Training (0 / 30000 Steps) (loss=4.19719):  17%|███▋                  | 1/6 [00:09<00:46,  9.20s/it]
Traceback (most recent call last):
  File "code/experiments/ssl/ssl_finetune_train.py", line 332, in <module>
    main()
  File "code/experiments/ssl/ssl_finetune_train.py", line 321, in main
    global_step, dice_val_best, global_step_best = train(
  File "code/experiments/ssl/ssl_finetune_train.py", line 263, in train
    loss.backward()
  File "/home/chenz53/miniconda/envs/imagingai/lib/python3.8/site-packages/torch/_tensor.py", line 307, in backward
    torch.autograd.backward(self, gradient, retain_graph, create_graph, inputs=inputs)
  File "/home/chenz53/miniconda/envs/imagingai/lib/python3.8/site-packages/torch/autograd/__init__.py", line 154, in backward
    Variable._execution_engine.run_backward(
RuntimeError: cuDNN error: CUDNN_STATUS_EXECUTION_FAILED
You can try to repro this exception using the following code snippet.
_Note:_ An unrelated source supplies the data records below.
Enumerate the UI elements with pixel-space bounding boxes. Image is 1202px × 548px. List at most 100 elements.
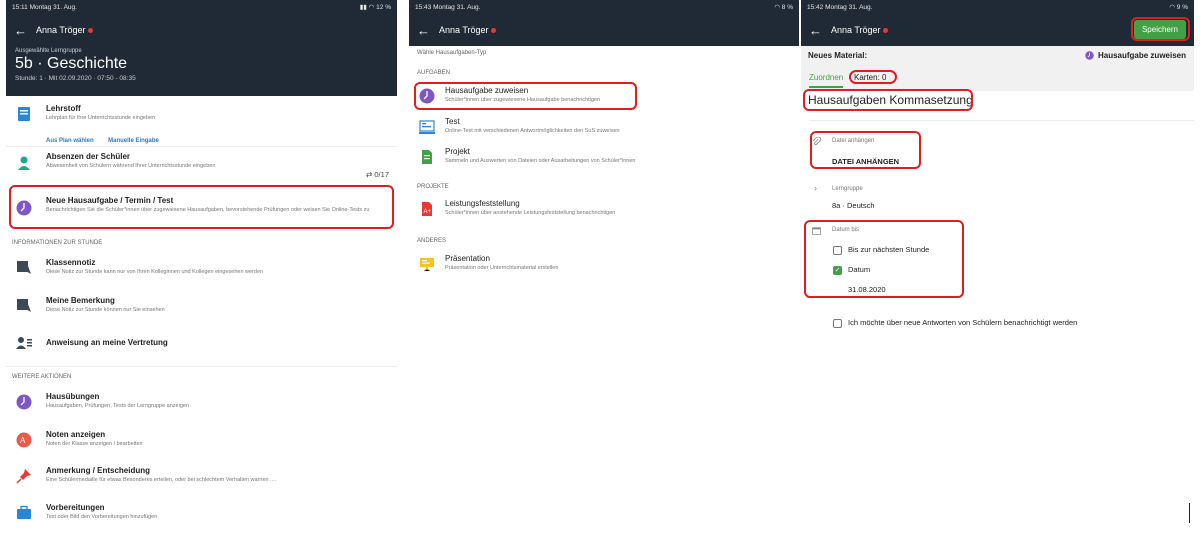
highlight-box [810,131,921,169]
list-item-absenzen[interactable]: Absenzen der Schüler Abwesenheit von Sch… [6,152,397,182]
list-item-presentation[interactable]: Präsentation Präsentation oder Unterrich… [409,254,799,278]
list-item-assessment[interactable]: A+ Leistungsfeststellung Schüler*innen ü… [409,199,799,223]
clock-icon [16,394,32,410]
list-item-vorbereitungen[interactable]: Vorbereitungen Text oder Bild den Vorber… [6,503,397,533]
user-name: Anna Tröger [36,25,86,35]
item-desc: Präsentation oder Unterrichtsmaterial er… [445,265,559,271]
user-name: Anna Tröger [439,25,489,35]
back-arrow-icon[interactable]: ← [417,23,430,38]
status-date: Montag 31. Aug. [29,3,77,11]
nav-bar: ← Anna Tröger [6,14,397,46]
item-desc: Schüler*innen über anstehende Leistungsf… [445,210,616,216]
list-item-hausuebungen[interactable]: Hausübungen Hausaufgaben, Prüfungen, Tes… [6,392,397,422]
list-item-vertretung[interactable]: Anweisung an meine Vertretung [6,335,397,355]
back-arrow-icon[interactable]: ← [14,23,27,38]
item-desc: Online-Test mit verschiedenen Antwortmög… [445,128,620,134]
checkbox-icon[interactable] [833,318,842,328]
wifi-icon: ◠ [1169,4,1177,11]
status-bar: 15:11 Montag 31. Aug. ▮▮ ◠ 12 % [6,0,397,14]
item-title: Meine Bemerkung [46,296,115,305]
item-desc: Lehrplan für Ihre Unterrichtsstunde eing… [46,115,156,121]
user-name: Anna Tröger [831,25,881,35]
group-value[interactable]: 8a · Deutsch [832,201,875,210]
list-item-meine-bemerkung[interactable]: Meine Bemerkung Diese Notiz zur Stunde k… [6,296,397,326]
manual-entry-link[interactable]: Manuelle Eingabe [108,138,159,144]
item-title: Leistungsfeststellung [445,199,520,208]
item-title: Test [445,117,460,126]
status-bar: 15:42 Montag 31. Aug. ◠ 9 % [801,0,1194,14]
notify-option[interactable]: Ich möchte über neue Antworten von Schül… [833,318,1077,328]
notification-dot [490,27,496,33]
item-title: Lehrstoff [46,104,81,113]
status-battery: 12 % [376,3,391,11]
chevron-right-icon: › [814,183,817,193]
item-desc: Abwesenheit von Schülern während Ihrer U… [46,163,216,169]
highlight-box [804,220,964,298]
item-desc: Eine Schülermedaille für etwas Besondere… [46,477,277,483]
svg-text:A+: A+ [424,209,432,215]
notification-dot [87,27,93,33]
pin-icon [16,469,31,484]
note-icon [17,261,31,274]
page-header: Wähle Hausaufgaben-Typ [417,50,487,56]
item-desc: Text oder Bild den Vorbereitungen hinzuf… [46,514,158,520]
item-title: Noten anzeigen [46,430,106,439]
list-item-noten[interactable]: A Noten anzeigen Noten der Klasse anzeig… [6,430,397,460]
item-title: Anweisung an meine Vertretung [46,338,168,347]
item-desc: Sammeln und Auswerten von Dateien oder A… [445,158,636,164]
list-item-test[interactable]: Test Online-Test mit verschiedenen Antwo… [409,117,799,141]
briefcase-icon [17,505,31,519]
document-icon [422,150,432,164]
item-desc: Hausaufgaben, Prüfungen, Tests der Lerng… [46,403,190,409]
panel-homework-type: 15:43 Montag 31. Aug. ◠ 8 % ← Anna Tröge… [409,0,799,548]
grades-icon: A [16,432,32,448]
wifi-icon: ▮▮ ◠ [359,4,377,11]
highlight-box [849,70,897,84]
lesson-subtitle: Ausgewählte Lerngruppe [15,48,82,54]
status-date: Montag 31. Aug. [433,3,481,11]
absence-count: ⇄ 0/17 [366,170,389,179]
group-label: Lerngruppe [832,186,863,192]
list-item-project[interactable]: Projekt Sammeln und Auswerten von Dateie… [409,147,799,171]
highlight-box [9,185,394,229]
section-other-header: Anderes [417,238,447,244]
note-icon [17,299,31,312]
panel-lesson-overview: 15:11 Montag 31. Aug. ▮▮ ◠ 12 % ← Anna T… [6,0,397,548]
status-date: Montag 31. Aug. [825,3,873,11]
item-title: Hausübungen [46,392,100,401]
svg-text:A: A [20,436,26,445]
item-title: Projekt [445,147,470,156]
list-item-klassennotiz[interactable]: Klassennotiz Diese Notiz zur Stunde kann… [6,258,397,288]
status-battery: 9 % [1176,3,1188,11]
section-tasks-header: Aufgaben [417,70,451,76]
section-projects-header: Projekte [417,184,449,190]
from-plan-link[interactable]: Aus Plan wählen [46,138,94,144]
item-title: Absenzen der Schüler [46,152,131,161]
item-title: Klassennotiz [46,258,96,267]
lesson-title: 5b · Geschichte [15,55,128,72]
item-desc: Noten der Klasse anzeigen / bearbeiten [46,441,143,447]
scroll-indicator [1189,503,1190,523]
presentation-icon [420,258,434,272]
person-list-icon [16,337,32,349]
tab-assign[interactable]: Zuordnen [809,73,844,88]
test-icon [419,120,435,134]
status-time: 15:11 [12,3,28,11]
panel-new-material: 15:42 Montag 31. Aug. ◠ 9 % ← Anna Tröge… [801,0,1194,548]
nav-bar: ← Anna Tröger [409,14,799,46]
list-item-anmerkung[interactable]: Anmerkung / Entscheidung Eine Schülermed… [6,466,397,496]
lesson-header: Ausgewählte Lerngruppe 5b · Geschichte S… [6,46,397,96]
item-title: Vorbereitungen [46,503,105,512]
back-arrow-icon[interactable]: ← [809,23,822,38]
wifi-icon: ◠ [774,4,782,11]
item-desc: Diese Notiz zur Stunde kann nur von Ihre… [46,269,264,275]
material-label: Neues Material: [808,51,868,60]
status-bar: 15:43 Montag 31. Aug. ◠ 8 % [409,0,799,14]
lesson-meta: Stunde: 1 · Mit 02.09.2020 · 07:50 - 08:… [15,75,136,82]
list-item-lehrstoff[interactable]: Lehrstoff Lehrplan für Ihre Unterrichtss… [6,104,397,144]
person-icon [18,156,30,170]
section-more-header: Weitere Aktionen [12,374,72,380]
grade-document-icon: A+ [422,202,432,216]
material-header: Neues Material: Hausaufgabe zuweisen Zuo… [801,46,1194,91]
status-time: 15:42 [807,3,824,11]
If that doesn't trigger the error, please include your original repro script when reporting this issue.

import torch
torch.backends.cuda.matmul.allow_tf32 = True
torch.backends.cudnn.benchmark = True
torch.backends.cudnn.deterministic = False
torch.backends.cudnn.allow_tf32 = True
data = torch.randn([4, 64, 48, 48, 48], dtype=torch.float, device='cuda', requires_grad=True)
net = torch.nn.Conv3d(64, 32, kernel_size=[3, 3, 3], padding=[1, 1, 1], stride=[1, 1, 1], dilation=[1, 1, 1], groups=1)
net = net.cuda().float()
out = net(data)
out.backward(torch.randn_like(out))
torch.cuda.synchronize()

ConvolutionParams
    data_type = CUDNN_DATA_FLOAT
    padding = [1, 1, 1]
    stride = [1, 1, 1]
    dilation = [1, 1, 1]
    groups = 1
    deterministic = false
    allow_tf32 = true
input: TensorDescriptor 0x7f036000a990
    type = CUDNN_DATA_FLOAT
    nbDims = 5
    dimA = 4, 64, 48, 48, 48,
    strideA = 7077888, 110592, 2304, 48, 1,
output: TensorDescriptor 0x7f036011db30
    type = CUDNN_DATA_FLOAT
    nbDims = 5
    dimA = 4, 32, 48, 48, 48,
    strideA = 3538944, 110592, 2304, 48, 1,
weight: FilterDescriptor 0x7f0360034090
    type = CUDNN_DATA_FLOAT
    tensor_format = CUDNN_TENSOR_NCHW
    nbDims = 5
    dimA = 32, 64, 3, 3, 3,
Pointer addresses:
    input: 0x7f0220000000
    output: 0x7f0210000000
    weight: 0x7f02675c3600
Additional pointer addresses:
    grad_output: 0x7f0210000000
    grad_weight: 0x7f02675c3600
Backward filter algorithm: 1
ahatamiz commented 2 years ago

Thanks @ZEKAICHEN for providing this information. I believer that it is an OOM error. We used a Titan RTX with 24 G VRAM for this tutorial, but your GPU seem to have 16G which may not be sufficient.

zackchen-lb commented 2 years ago

Okay. I am gonna try another larger RAM instance and see. Thanks.

zackchen-lb commented 2 years ago

updates:

Tried on a p3.2xlarge with a single V100, it works now but it's kinda weird tho since they have the same RAM size.